Demoré seis meses en escribir estas líneas. Algo me retenía. Y lo que me retenía tiene que ver con Chile, con lo que viene pasando desde hace dos años y por suerte no se detiene, con la Plaza Dignidad convertida en símbolo libertario (¡reconquistemos esa hermosa palabra, por favor!), con la gente en la calle dando vuelta una historia de derrotas y repliegues, con la relación íntima entre la música popular y las marchas, con las canciones de Los Prisioneros y de Violeta Parra convertidas en himnos, pero también las de Camila Moreno, una artista superlativa en la que acción política, radicalidad estética y actitud ultrapop son inseparables. Lo que me retenía es que faltaba un final, y ese final, o en todo caso ese punto de inflexión, llegó con la victoria en las urnas de Gabriel Boric, que significa además el ascenso de una generación que se formó en las calles peleando por la educación pública, entonces enfrentados a Michelle Bachelet, y que hace dos años demostró una madurez política mayor al comenzar, nuevamente en las calles de Santiago, y no olvidemos las calles de Valparaíso y Conce, las revueltas que llevaron al derrumbe de la inercia derechista comandada por el “rey” Sebastián Piñera.

Camila Moreno pertenece a esa generación y es dueña de una voz única. En ella se mezclan Violeta y Björk. Lo mismo pasa en los sonidos que salen de su guitarra, de su piano, de sus loops, de las texturas que fue encontrando en el camino por escapar de un pop agridulce hasta llegar a sonoridades posfolk cruzadas con el noise y con aires de vanguardia electro-cyborg. “Ruidos de insectos salvajes”, dice un verso de “Raptado”, una de sus mejores canciones, que tiene un perturbador clip que bien podría haber guionado Mariana Enriquez. Y no se puede dejar de mencionar los clips, porque ellos forman parte de la identidad sónica-visual de esta notable artista, y porque cuando venía preparando el disco en el que pensaba rehacer los escombros del brutal Mala madre, estalló todo en Chile, la gente tomó las calles, después vino la pandemia, y las canciones fueron consumando una distópica obra de ciencia ficción que se ilustra en la serie de videos que abren con “Quememos el reino” (un rock feminista y salvaje anti Piñera, por cierto nada inocente: “Quemaremos a los demonios/ asesinos cobardes/ de la nación”) y culmina con el movie-clip “Rey”, no sin antes pasar por estados audiovisuales alterados en “Es real” y en la dramática “Hice a mi amor llorar”.

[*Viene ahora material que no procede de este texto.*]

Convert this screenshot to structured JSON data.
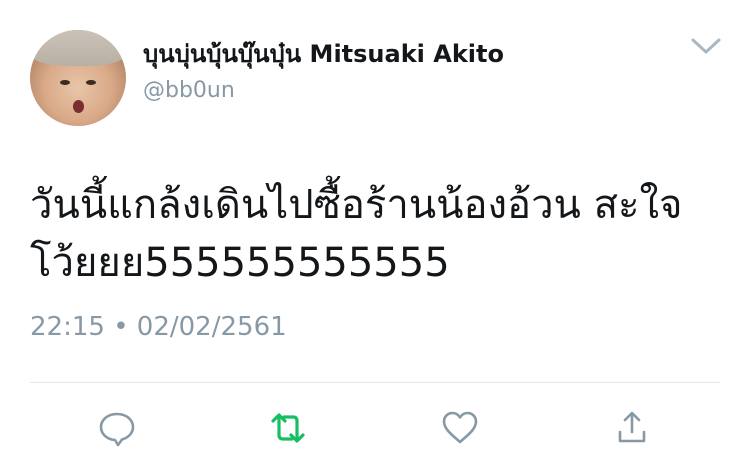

Tuvieron que pasar seis meses para que volviera a escuchar la entrevista que grabé con Camila Moreno a pocos días de la edición del disco Rey. La conversación empieza abruptamente, casi sin presentaciones, porque lo primero que le pregunté fue qué sintió cuando se puso a hablar, sin guitarra, sin canciones que la resguardaran, desde un escenario montado en una plaza de Ñuñoa, una tarde peligrosa de toque de queda. Le salió, improvisado y auténtico, un grito, un discurso encendido que pone la piel de gallina a quien lo escuche.

“Ese día que se hizo el cacerolazo cultural en Ñuñoa, una chica de los colectivos feministas me dice ‘súbete, que tienes que hablar… ¡ahora!, súbete’. Yo había ido a juntarme con la gente, andaba con mi hijo, y simplemente lo hice porque me pareció que ellas me lo plantearon casi como que era mi responsabilidad, así que les hice caso, y subí… Y bueno, claro, lo que vino después con respecto a ese hecho puntual fue que el video se hizo viral, y no sé, fue algo extraño en mi vida, pero también me generó orgullo, porque sí que estaba muy compenetrada con lo que estaba diciendo. Me generó orgullo el hecho de poder hablar y comunicar algo en ese momento que era tan difícil y de tanta confusión. Fueron tiempos de esperanza y también de terror. Porque ese discurso yo lo di el 20 de octubre, y sabíamos que estaban los milicos en las calles, pero no sabíamos todo lo que iba a pasar después, que hubo gente torturada, que hubo gente mutilada, que hubo gente asesinada. Entonces, esa semana después se transformó en una pesadilla, en la que la mayoría de mi círculo estaba en plan buscar el pasaporte y escapar de Chile. Había gente que decía “se está repitiendo, los milicos se van a tomar el poder de nuevo y hasta aquí llegamos”. Había mucho pánico. Empezó el toque de queda y era de no creer, algo muy siniestro. Y esa historia, por mucho que haya pasado hace 40 o 50 años… Igual eso es poco tiempo, ¿sabes? Es como refrescar el trauma en la cara de un niño. Después vinieron tiempos muy oscuros, pero también de mucha resistencia, de mucha realización.

Camila Moreno.

Camila Moreno.

Foto: Noliprovoste

En esos días te uniste decididamente a la militancia en la calle. ¿Cómo viviste ese momento?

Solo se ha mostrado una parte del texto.